The woman blushed, too.
Trace cleared his throat. “Excuse me,” he said to her. “Could I get some help with the microfiche?”
An hour later, as they pulled away from the library, Harlan gave a toot from the air horn. The librarian stood on the front steps and gave a wave.
“Who-ee!” Harlan said. “I wished I lived in Sheridan.”
“No you don’t,” Trace and Jimmy said at the same time.
“Or within striking distance, anyway,” Harlan said, glancing in the side mirror.
“I’ve got her name and phone number,” Trace said.
“Are you serious?” Harlan asked.
“Part of my assignment. Had to prove that I stopped,” Trace said.
“I’ll have to get that phone number from you sometime,” Harlan said, faking a yawn.
“What’s it worth to you?” Trace said. He flashed Judy’s business card in front of Harlan’s sunglasses.
Harlan snatched at it. “Give me that!”
“No way,” Trace said.
“Keep it on the road, Pops!” Jimmy said.
The Billings Motorsports Park speedway lay several miles north of the city, toward Roundup. “It’s fast and it’s dirt!” was the BMP motto, and, as speedways went, it was better than many. To the north were buttes and open plains, but close in, early-bird fans had already spread out their blankets and stadium seats here and there on the sturdy aluminum bleachers. To the side, the pits were alive with race teams setting up. Harlan joined the lineup of haulers at the pit gate, and slowly crept ahead with the Team Blu rig. He kept looking in his side mirror.
“What?” Jimmy asked.
“Take a look behind,” Harlan said.
Only a few haulers back was the open trailer with the orange No. 77x of Jason Nelson.
“He’s everywhere,” Trace muttered.
“I thought that kid was from Nebraska,” Harlan said.
“He is,” Trace said.
“What’s he doing way up here?”
“Points?” Jimmy said, craning his neck to look.
“Billings is a long haul from Nebraska,” Harlan said.
Trace was silent. When they finally reached the pit shack, the team got out and stepped up to the counter for the computer draw. Trace touched the mouse: number 97.
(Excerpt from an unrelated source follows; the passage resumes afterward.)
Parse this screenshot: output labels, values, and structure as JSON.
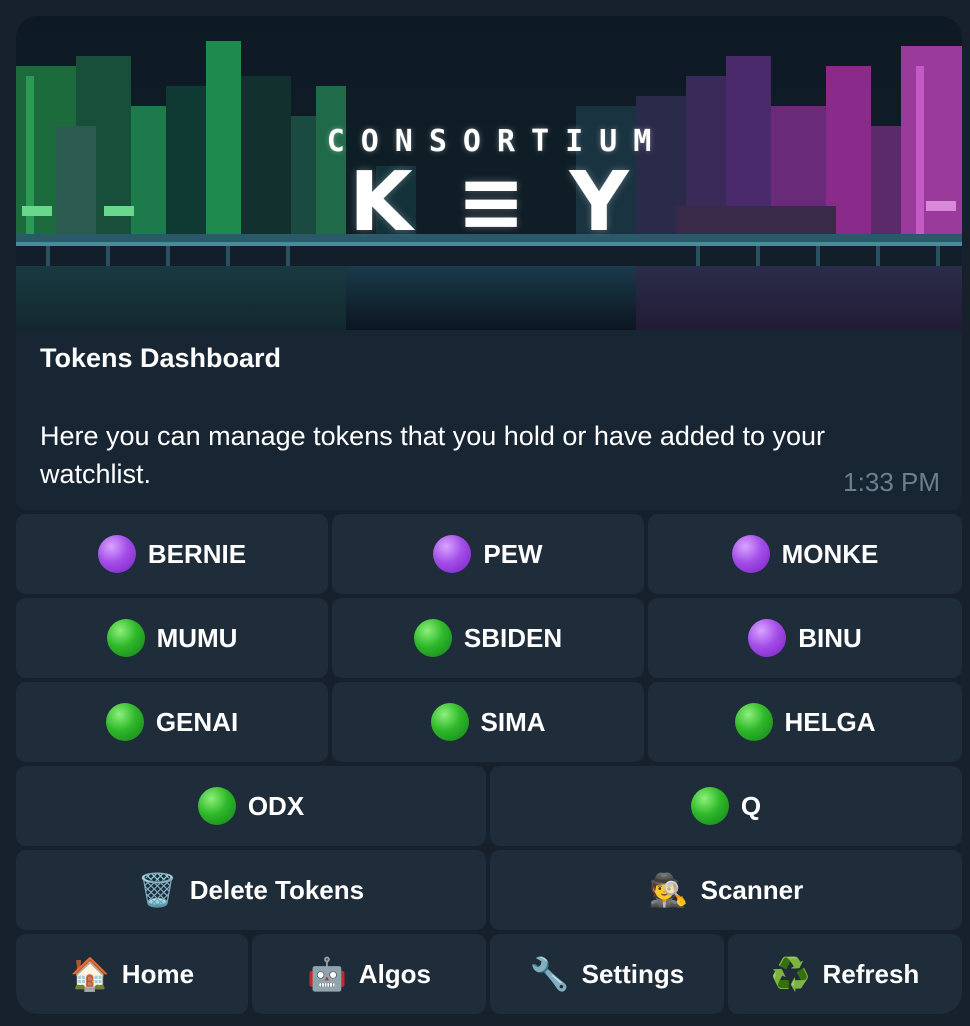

“Could be worse,” said the cheerful girl at the pit shack computer.
“Yeah—like 100,” said another girl. The two of them laughed.
“Thanks a lot,” Harlan muttered as he paid for four pit passes.
“Four?” the first girl asked, looking behind as she laid out wristbands.
“That guy in the little motor home—he’s with us, too,” Harlan said.
“Two vehicles will cost extra,” the girl said.
“No problem,” Harlan said.
“Couldn’t do without your motor guy, eh?” said someone behind in line. It was Jason Nelson’s father.
Harlan gave him a long stare, but said nothing.
Beside his father, Jason lifted his chin at Trace. “Hey, man.”
Trace nodded back.
“Swap motors tonight?” Jason’s father asked Team Blu. “Just for the hell of it?”
Harlan spit to the side. “Ignore those farmers,” he muttered.
“Here you boys go,” the pit shack girls said.
Trace, Jimmy, and Harlan held out their arms; the girls looped their wrists with colored bands and sealed them.
“What about his?” the younger girl said, glancing toward Smoky’s motor home. She held the fourth wristband.
“He’s kind of . . . handicapped,” Harlan said. “He’ll drive up and put his arm out the window. Could you do his wristband?”
“Sure,” the girl said.
Harlan pulled the Freightliner up far enough to let Smoky stop his mini–motor home by the shack. Then he, Jimmy, and Trace hung out Harlan’s window to watch. As the shack girl came forward with Smoky’s wristband, Smoky held out his arm. The pit shack girl flinched—nearly tripped—at the sight of his claw-fingered hand.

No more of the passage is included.